For Postgres persistence issues, skim **section 3** before editing `.env` again.

---

## 7. Postgres — `relation "audit_events" does not exist`

### Why it happens

`docker-entrypoint-initdb.d` on the Postgres image runs **only when the data volume is empty**. If the volume was created **before** `008_audit_events.sql` existed in compose, that migration never ran. **`be0`** then fails when it tries to write audit rows.

### Fix

**After pulling a current `be0` image / repo:** restart **`be0`**. On startup, `scripts/apply_initiative_migrations.py` applies **`008_audit_events.sql`** automatically if `public.audit_events` is missing (same pattern as migration 009).

Or apply by hand from the repo root on the server (adjust user/db to match `.env`):

```bash
docker compose --env-file .env -f docker-compose.prod.yml exec -T postgres \
  psql -U "${POSTGRES_USER}" -d "${POSTGRES_DB}" \
  < be0/migrations/008_audit_events.sql
```

---

## 8. Large uploads — `413 Request Entity Too Large` (evidence PDF, etc.)

The app allows evidence up to **50 MB** end-to-end, but **HTTPS reverse proxies** (nginx in front of `www.rcc-ump.com`) often default to **`client_max_body_size 1m`**, which rejects a **multi-megabyte** PDF **before** Docker sees the request.
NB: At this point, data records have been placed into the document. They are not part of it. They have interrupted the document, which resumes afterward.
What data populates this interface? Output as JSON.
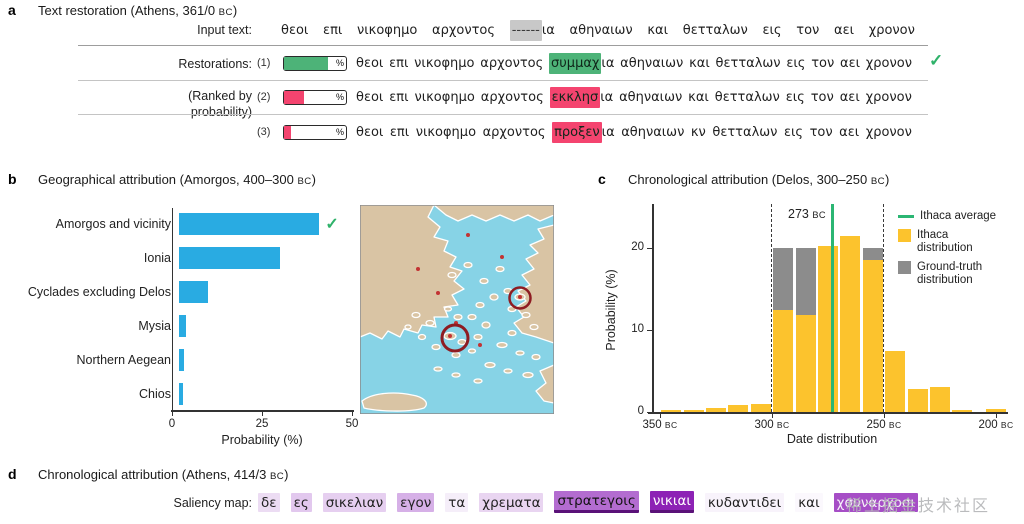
{
  "panel_a": {
    "label": "a",
    "title": "Text restoration (Athens, 361/0 BC)",
    "input_label": "Input text:",
    "restorations_label": "Restorations:",
    "ranked_by": [
      "(Ranked by",
      "probability)"
    ],
    "percent_sign": "%",
    "check_mark": "✓",
    "colors": {
      "green": "#4db378",
      "red": "#f4446f",
      "mask": "#c8c8c8"
    },
    "input_row": {
      "words_before": [
        "θεοι",
        "επι",
        "νικοφημο",
        "αρχοντος"
      ],
      "mask": "------",
      "joined": "ια",
      "words_after": [
        "αθηναιων",
        "και",
        "θετταλων",
        "εις",
        "τον",
        "αει",
        "χρονον"
      ]
    },
    "restorations": [
      {
        "rank": "(1)",
        "bar_pct": 71,
        "bar_color": "#4db378",
        "highlight_color": "#4db378",
        "words_before": [
          "θεοι",
          "επι",
          "νικοφημο",
          "αρχοντος"
        ],
        "predicted": "συμμαχ",
        "joined": "ια",
        "words_after": [
          "αθηναιων",
          "και",
          "θετταλων",
          "εις",
          "τον",
          "αει",
          "χρονον"
        ],
        "correct": true
      },
      {
        "rank": "(2)",
        "bar_pct": 32,
        "bar_color": "#f4446f",
        "highlight_color": "#f4446f",
        "words_before": [
          "θεοι",
          "επι",
          "νικοφημο",
          "αρχοντος"
        ],
        "predicted": "εκκλησ",
        "joined": "ια",
        "words_after": [
          "αθηναιων",
          "και",
          "θετταλων",
          "εις",
          "τον",
          "αει",
          "χρονον"
        ],
        "correct": false
      },
      {
        "rank": "(3)",
        "bar_pct": 11,
        "bar_color": "#f4446f",
        "highlight_color": "#f4446f",
        "words_before": [
          "θεοι",
          "επι",
          "νικοφημο",
          "αρχοντος"
        ],
        "predicted": "προξεν",
        "joined": "ια",
        "words_after": [
          "αθηναιων",
          "κν",
          "θετταλων",
          "εις",
          "τον",
          "αει",
          "χρονον"
        ],
        "correct": false
      }
    ]
  },
  "panel_b": {
    "label": "b",
    "check_mark": "✓",
    "map": {
      "water": "#87d3e6",
      "land": "#d9c4a4",
      "coast": "#ffffff",
      "dot": "#c23333",
      "circle": "#8e1c22"
    }
  },
  "panel_c": {
    "label": "c"
  },
  "panel_d": {
    "label": "d",
    "title": "Chronological attribution (Athens, 414/3 BC)",
    "saliency_label": "Saliency map:",
    "words": [
      {
        "text": "δε",
        "bg": "#ecdcf3",
        "fg": "#222222",
        "underline": false
      },
      {
        "text": "ες",
        "bg": "#e2c8ee",
        "fg": "#222222",
        "underline": false
      },
      {
        "text": "σικελιαν",
        "bg": "#e6cff0",
        "fg": "#222222",
        "underline": false
      },
      {
        "text": "εγον",
        "bg": "#d6b0e7",
        "fg": "#222222",
        "underline": false
      },
      {
        "text": "τα",
        "bg": "#f5eef9",
        "fg": "#222222",
        "underline": false
      },
      {
        "text": "χρεματα",
        "bg": "#e9d5f1",
        "fg": "#222222",
        "underline": false
      },
      {
        "text": "στρατεγοις",
        "bg": "#b36cd0",
        "fg": "#141414",
        "underline": true
      },
      {
        "text": "νικιαι",
        "bg": "#8d22b5",
        "fg": "#ffffff",
        "underline": true
      },
      {
        "text": "κυδαντιδει",
        "bg": "#f8f3fb",
        "fg": "#222222",
        "underline": false
      },
      {
        "text": "και",
        "bg": "#fbf8fd",
        "fg": "#222222",
        "underline": false
      },
      {
        "text": "χσυναρχοσι",
        "bg": "#a64ec6",
        "fg": "#f6f0fa",
        "underline": false
      }
    ],
    "underline_color": "#5a1278"
  },
  "watermark": {
    "text": "稀土掘金技术社区"
  },
  "chart_data": [
    {
      "type": "bar",
      "orientation": "horizontal",
      "title": "Geographical attribution (Amorgos, 400–300 BC)",
      "categories": [
        "Amorgos and vicinity",
        "Ionia",
        "Cyclades excluding Delos",
        "Mysia",
        "Northern Aegean",
        "Chios"
      ],
      "values": [
        39,
        28,
        8,
        2,
        1.5,
        1.2
      ],
      "xlabel": "Probability (%)",
      "xlim": [
        0,
        50
      ],
      "xticks": [
        0,
        25,
        50
      ],
      "bar_color": "#29abe2",
      "correct_index": 0,
      "grid": false,
      "legend_position": "none"
    },
    {
      "type": "histogram",
      "title": "Chronological attribution (Delos, 300–250 BC)",
      "xlabel": "Date distribution",
      "ylabel": "Probability (%)",
      "ylim": [
        0,
        25
      ],
      "yticks": [
        0,
        10,
        20
      ],
      "xticks": [
        {
          "year": 350,
          "label": "350 BC"
        },
        {
          "year": 300,
          "label": "300 BC"
        },
        {
          "year": 250,
          "label": "250 BC"
        },
        {
          "year": 200,
          "label": "200 BC"
        }
      ],
      "bin_width": 10,
      "series": [
        {
          "name": "Ithaca distribution",
          "color": "#fcc32d",
          "bins": [
            {
              "start": 350,
              "value": 0.2
            },
            {
              "start": 340,
              "value": 0.25
            },
            {
              "start": 330,
              "value": 0.5
            },
            {
              "start": 320,
              "value": 0.8
            },
            {
              "start": 310,
              "value": 1.0
            },
            {
              "start": 300,
              "value": 12.5
            },
            {
              "start": 290,
              "value": 11.8
            },
            {
              "start": 280,
              "value": 20.3
            },
            {
              "start": 270,
              "value": 21.5
            },
            {
              "start": 260,
              "value": 18.5
            },
            {
              "start": 250,
              "value": 7.5
            },
            {
              "start": 240,
              "value": 2.8
            },
            {
              "start": 230,
              "value": 3.0
            },
            {
              "start": 220,
              "value": 0.25
            },
            {
              "start": 205,
              "value": 0.35
            }
          ]
        },
        {
          "name": "Ground-truth distribution",
          "color": "#8c8c8c",
          "bins": [
            {
              "start": 300,
              "value": 20
            },
            {
              "start": 290,
              "value": 20
            },
            {
              "start": 280,
              "value": 20
            },
            {
              "start": 270,
              "value": 20
            },
            {
              "start": 260,
              "value": 20
            }
          ]
        }
      ],
      "average_line": {
        "year": 273,
        "label": "273 BC",
        "color": "#2bb673",
        "name": "Ithaca average"
      },
      "dashed_lines": [
        300,
        250
      ],
      "legend": [
        "Ithaca average",
        "Ithaca distribution",
        "Ground-truth distribution"
      ],
      "legend_position": "upper right",
      "grid": false
    }
  ]
}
The browser console may show an HTML nginx error page (comment about “friendly error page”).

### Fix (nginx)

In the `server { }` (or the `location` that proxies to your `fe0` port), set at least:

```nginx
client_max_body_size 64m;
```

Reload nginx after editing. If uploads are slow, you may also need longer timeouts on the same `location`:

```nginx
proxy_read_timeout 300s;
proxy_connect_timeout 300s;
proxy_send_timeout 300s;
```

If **Cloudflare** (or another CDN) sits in front of the origin, confirm it does not impose a smaller upload limit than nginx.

**Note:** Browsers hit **`fe0`** (Vite proxy `/api` → `be0`). The body limit must allow the full multipart upload on the **first** hop (usually nginx → origin), not only inside Docker.